With that in mind, however, the brand isn’t limited to specific extension categories. “If I were to go down any color route, it would be very stripped down, just like tinted lip balm,” she says, adding that hair care could eventually make sense, too. “I just wanted a brand that could absorb my aesthetic, my knowledge of the ingredients I love, and make it for everyone.”

This aesthetic defines every step of branding, from matte gray packaging to marketing. “Formula efficacy is the number one priority, then the vibe, aesthetics, packaging and bottle. It’s carefully curated, well-edited, minimalist and streamlined,” she says.

The brand did not follow the traditional aggressive marketing strategy that other celebrity brands have. On June 1, Kim Kardashian announced that her new brand, Skkn by Kim, would be available in nine stock units; earlier, Lady Gaga’s Haus Labs relaunched with plans to launch more than 100 sku in 2022. the latter also partnered with Sephora, but Bieber wanted to own her vision and her customers before exploring retail partnerships .

“I talked to a retailer early on, I just didn’t want to be in a position where someone was telling me what to do with my vision. I’ve lent my name and face to a lot of brands, I’ve taken the time to do that, and I will continue to do that. But this is my baby, and I don’t want people coming in and telling me I have to do something. I want to keep as much creative control as I can,” she said.

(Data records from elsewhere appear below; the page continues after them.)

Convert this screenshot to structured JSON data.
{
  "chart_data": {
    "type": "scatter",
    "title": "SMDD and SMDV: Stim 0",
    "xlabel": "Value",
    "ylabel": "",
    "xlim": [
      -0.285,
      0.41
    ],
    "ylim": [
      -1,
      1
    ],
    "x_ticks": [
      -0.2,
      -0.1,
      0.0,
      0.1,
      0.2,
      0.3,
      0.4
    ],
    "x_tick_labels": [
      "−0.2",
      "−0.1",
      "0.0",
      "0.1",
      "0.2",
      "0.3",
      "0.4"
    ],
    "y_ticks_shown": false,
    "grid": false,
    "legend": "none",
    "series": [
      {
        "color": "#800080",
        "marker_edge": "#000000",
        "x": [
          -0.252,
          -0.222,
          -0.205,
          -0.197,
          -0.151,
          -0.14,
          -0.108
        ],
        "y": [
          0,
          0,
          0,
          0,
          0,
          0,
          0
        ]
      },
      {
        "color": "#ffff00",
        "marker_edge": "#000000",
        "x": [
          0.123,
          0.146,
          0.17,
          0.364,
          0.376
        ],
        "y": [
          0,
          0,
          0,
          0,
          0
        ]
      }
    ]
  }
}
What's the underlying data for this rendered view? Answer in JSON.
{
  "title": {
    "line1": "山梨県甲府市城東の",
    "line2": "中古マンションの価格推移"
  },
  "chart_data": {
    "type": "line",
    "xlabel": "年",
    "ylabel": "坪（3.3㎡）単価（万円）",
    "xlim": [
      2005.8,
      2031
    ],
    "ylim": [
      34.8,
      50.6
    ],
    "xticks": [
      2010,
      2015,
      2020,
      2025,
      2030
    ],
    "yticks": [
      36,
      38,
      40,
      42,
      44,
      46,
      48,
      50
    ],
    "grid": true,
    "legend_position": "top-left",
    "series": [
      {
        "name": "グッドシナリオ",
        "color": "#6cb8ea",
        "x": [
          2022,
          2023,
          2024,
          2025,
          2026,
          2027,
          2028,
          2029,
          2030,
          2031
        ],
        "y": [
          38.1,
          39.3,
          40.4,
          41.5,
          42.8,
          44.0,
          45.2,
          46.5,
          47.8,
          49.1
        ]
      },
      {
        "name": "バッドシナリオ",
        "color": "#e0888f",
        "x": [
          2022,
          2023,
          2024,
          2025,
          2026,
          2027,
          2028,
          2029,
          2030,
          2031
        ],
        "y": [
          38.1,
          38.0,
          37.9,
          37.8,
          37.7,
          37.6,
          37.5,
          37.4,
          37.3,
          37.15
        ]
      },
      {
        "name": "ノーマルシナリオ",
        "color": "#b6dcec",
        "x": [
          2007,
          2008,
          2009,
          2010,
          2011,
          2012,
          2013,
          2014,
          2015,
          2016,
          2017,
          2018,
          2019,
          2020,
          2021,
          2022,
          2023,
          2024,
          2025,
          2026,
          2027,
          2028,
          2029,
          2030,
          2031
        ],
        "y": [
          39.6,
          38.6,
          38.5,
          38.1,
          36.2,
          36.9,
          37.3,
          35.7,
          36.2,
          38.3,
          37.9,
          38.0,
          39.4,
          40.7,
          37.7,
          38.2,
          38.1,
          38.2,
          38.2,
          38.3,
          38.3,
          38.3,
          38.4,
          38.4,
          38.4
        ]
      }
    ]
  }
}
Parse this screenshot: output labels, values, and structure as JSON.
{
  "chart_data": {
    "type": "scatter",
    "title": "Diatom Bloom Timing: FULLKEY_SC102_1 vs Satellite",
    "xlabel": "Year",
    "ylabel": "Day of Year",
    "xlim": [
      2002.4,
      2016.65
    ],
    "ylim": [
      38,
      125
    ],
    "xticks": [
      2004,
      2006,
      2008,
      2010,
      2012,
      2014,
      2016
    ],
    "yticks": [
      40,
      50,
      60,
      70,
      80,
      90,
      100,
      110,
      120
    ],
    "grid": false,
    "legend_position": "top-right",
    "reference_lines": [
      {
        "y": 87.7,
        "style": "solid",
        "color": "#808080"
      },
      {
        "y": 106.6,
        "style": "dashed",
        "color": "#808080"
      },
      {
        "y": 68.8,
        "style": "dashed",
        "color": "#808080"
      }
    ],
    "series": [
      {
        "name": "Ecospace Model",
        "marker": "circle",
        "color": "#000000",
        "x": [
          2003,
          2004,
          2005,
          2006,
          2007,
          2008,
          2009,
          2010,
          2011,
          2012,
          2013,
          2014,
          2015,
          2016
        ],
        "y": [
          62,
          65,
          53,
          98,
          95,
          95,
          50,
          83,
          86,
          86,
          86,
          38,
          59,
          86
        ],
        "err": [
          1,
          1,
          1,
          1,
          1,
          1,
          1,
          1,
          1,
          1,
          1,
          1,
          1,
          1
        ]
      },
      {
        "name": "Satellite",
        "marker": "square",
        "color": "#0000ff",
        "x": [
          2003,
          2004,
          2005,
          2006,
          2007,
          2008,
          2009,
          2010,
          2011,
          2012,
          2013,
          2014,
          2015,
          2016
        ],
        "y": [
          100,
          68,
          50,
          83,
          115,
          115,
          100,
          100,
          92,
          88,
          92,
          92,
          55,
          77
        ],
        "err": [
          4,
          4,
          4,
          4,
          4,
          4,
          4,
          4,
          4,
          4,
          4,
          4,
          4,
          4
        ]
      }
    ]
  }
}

While Bieber says there are challenges to that route, she wants to be the dominant player in the brand and start from scratch. “I chose to go the route of starting from scratch,” she says. “I’m the majority owner of the brand and I’ve put most of my own money into the brand. There’s no reason for me to cut corners. I won’t, and I’m not using these products.”

Part of the brand’s communications strategy will include a YouTube orientation with content available on the Bieber Channel, which will launch in 2020.

“We’ve taken a TV-quality approach to YouTube and made it a place where we can showcase her personality,” said Michael D. Ratner, Rhode’s founding partner and board member, who also oversees as founder, president and chief executive officer executive of the production of content OBB Media. “But the beauty of how we approach it is that there’s no overplanning. The YouTube channel doesn’t magically turn into the Rhodes YouTube channel.”